FRANCE. Ministre délégué à la coopération et à la francophonie

ti : Le ministre délégué à la coopération et à la francophonie a présenté une communication sur le codéveloppement.

Le codéveloppement vise à reconnaître et à promouvoir le rôle que les migrants peuvent jouer dans le développement de leurs pays d'origine. La France accueille en effet sur son territoire des populations étrangères en provenance des pays en développement dont le total a été estimé en 2002 à plus de 3,3 millions de personnes. Elle figure ainsi parmi les premiers pays d'accueil de migrants.

Le Gouvernement a décidé de donner une plus grande ambition à sa politique de codéveloppement et d'ouvrir à cet effet deux programmes nouveaux :

- le premier vise à canaliser l'épargne des migrants vers l'investissement : les fonds envoyés par les migrants dans leurs pays représentent des sommes considérables. En liaison avec la profession bancaire, des circuits financiers fiables et des incitations seront mis en place pour aider les migrants à réaliser des investissements dans leurs pays d'origine. Ces mécanismes et ces nouveaux produits financiers seront élaborés par les réseaux bancaires en partenariat avec les structures de coopération classiques et devraient être disponibles courant 2004 ;

- le second s'appuie sur la mobilisation des élites des communautés étrangères en faveur du développement de leurs pays d'origine ; ces élites (enseignants, médecins, chercheurs, ingénieurs, informaticiens, ¿) rassemblent en France plusieurs milliers de migrants de haut niveau, formés dans les universités et les grandes écoles françaises. Il s'agit de les mobiliser, selon une démarche volontaire, de les aider à s'organiser et de les accompagner, en particulier à travers le monde associatif, vers des actions de développement de leurs pays d'origine.

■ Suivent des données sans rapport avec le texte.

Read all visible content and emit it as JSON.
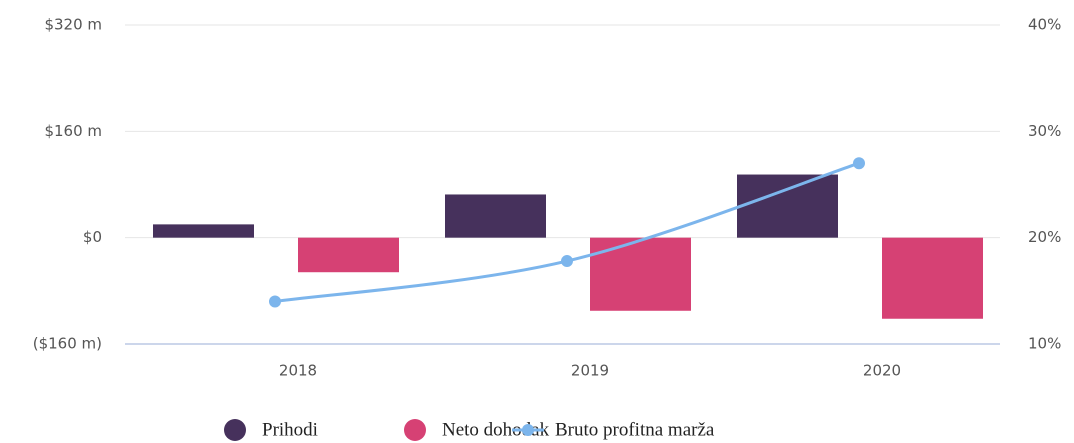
{
  "chart_data": {
    "type": "bar_line",
    "categories": [
      "2018",
      "2019",
      "2020"
    ],
    "series": [
      {
        "name": "Prihodi",
        "color": "#46315c",
        "type": "bar",
        "values": [
          20,
          65,
          95
        ]
      },
      {
        "name": "Neto dohodak",
        "color": "#d64174",
        "type": "bar",
        "values": [
          -52,
          -110,
          -122
        ]
      },
      {
        "name": "Bruto profitna marža",
        "color": "#7cb5ec",
        "type": "line",
        "axis": "y2",
        "values": [
          14.0,
          17.8,
          27.0
        ]
      }
    ],
    "ylim": [
      -160,
      320
    ],
    "yticks": [
      {
        "value": -160,
        "label": "($160 m)"
      },
      {
        "value": 0,
        "label": "$0"
      },
      {
        "value": 160,
        "label": "$160 m"
      },
      {
        "value": 320,
        "label": "$320 m"
      }
    ],
    "y2lim": [
      10,
      40
    ],
    "y2ticks": [
      {
        "value": 10,
        "label": "10%"
      },
      {
        "value": 20,
        "label": "20%"
      },
      {
        "value": 30,
        "label": "30%"
      },
      {
        "value": 40,
        "label": "40%"
      }
    ],
    "grid": true
  }
}
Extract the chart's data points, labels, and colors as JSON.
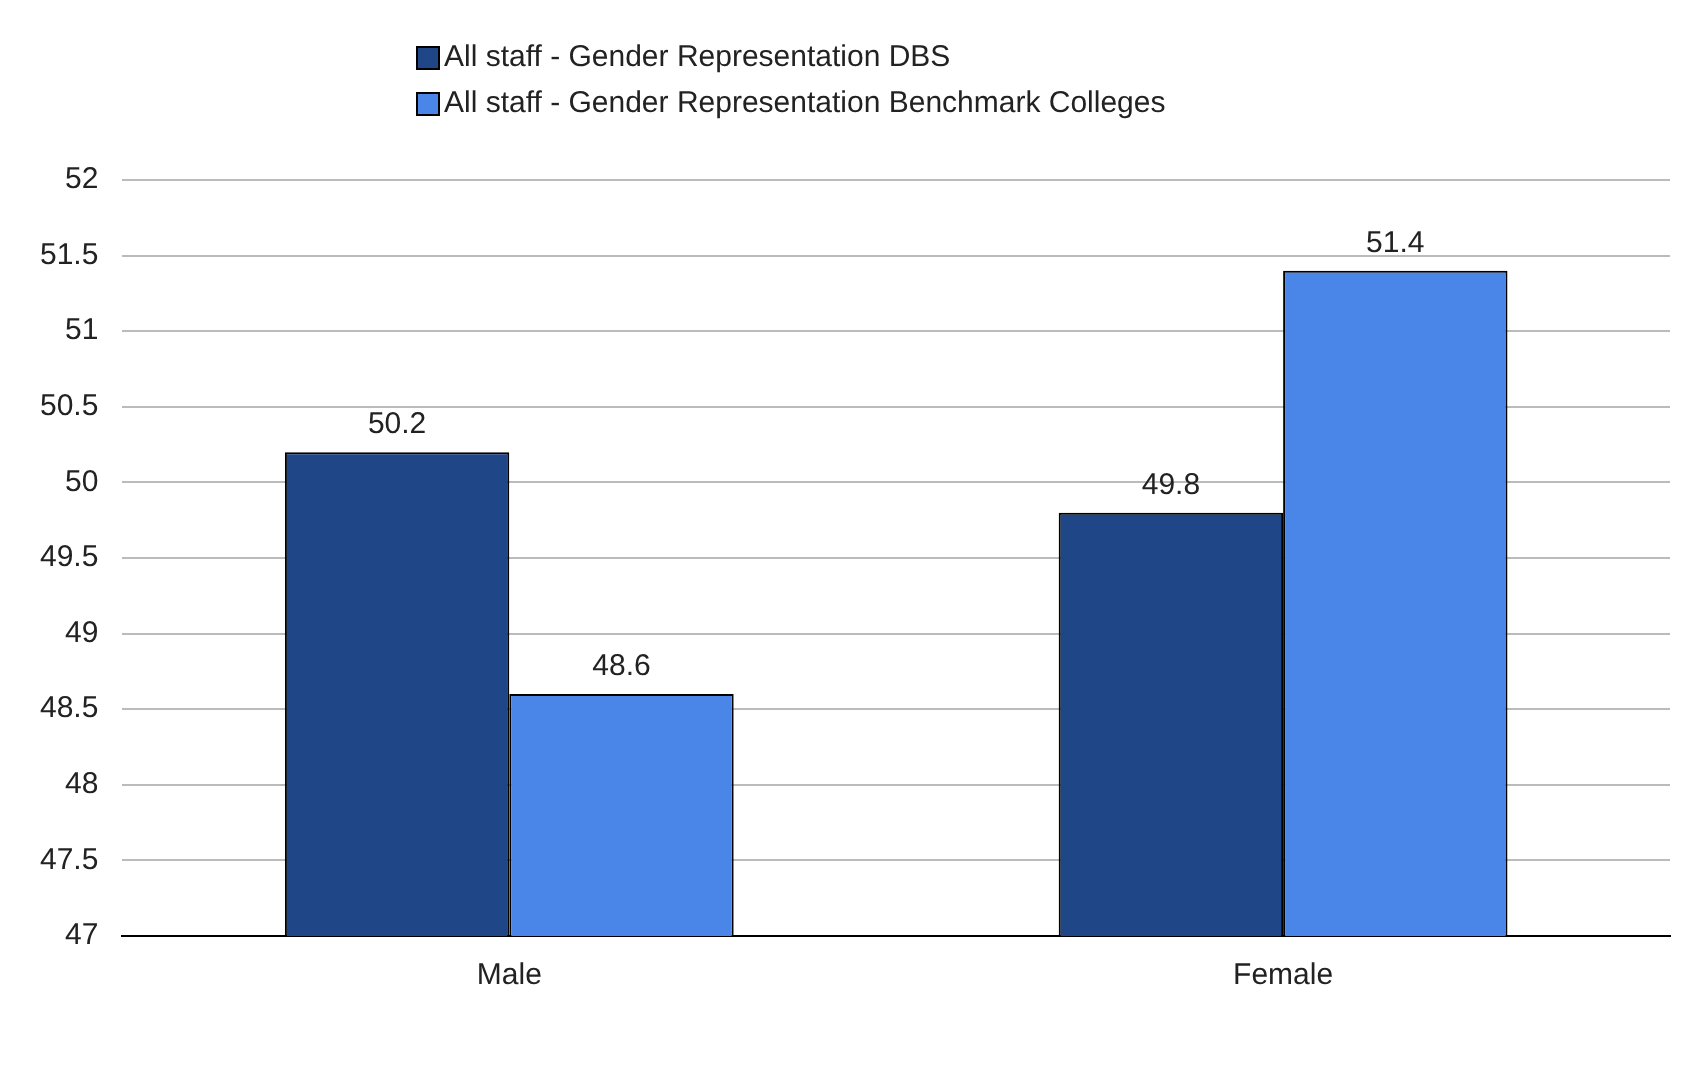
{
  "chart_data": {
    "type": "bar",
    "categories": [
      "Male",
      "Female"
    ],
    "series": [
      {
        "name": "All staff - Gender Representation DBS",
        "color": "#1f4788",
        "values": [
          50.2,
          49.8
        ]
      },
      {
        "name": "All staff - Gender Representation Benchmark Colleges",
        "color": "#4a86e8",
        "values": [
          48.6,
          51.4
        ]
      }
    ],
    "ylim": [
      47,
      52
    ],
    "yticks": [
      47,
      47.5,
      48,
      48.5,
      49,
      49.5,
      50,
      50.5,
      51,
      51.5,
      52
    ],
    "grid": "y",
    "legend": "top left",
    "data_labels": true
  }
}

Ces deux programmes bénéficieront notamment de financements du Fonds de solidarité prioritaire du ministère des affaires étrangères, qui interviendra en liaison avec l'Agence française de développement.

Dans un premier temps, quatre pays ont été retenus pour la conduite de projets pilotes : le Maroc, le Mali et le Sénégal ainsi que les Comores. Ce choix est déterminé par l'importance, le degré d'organisation et le dynamisme des communautés en France, mais également par le souhait de leurs pays d'origine de les associer à leurs politiques de développement.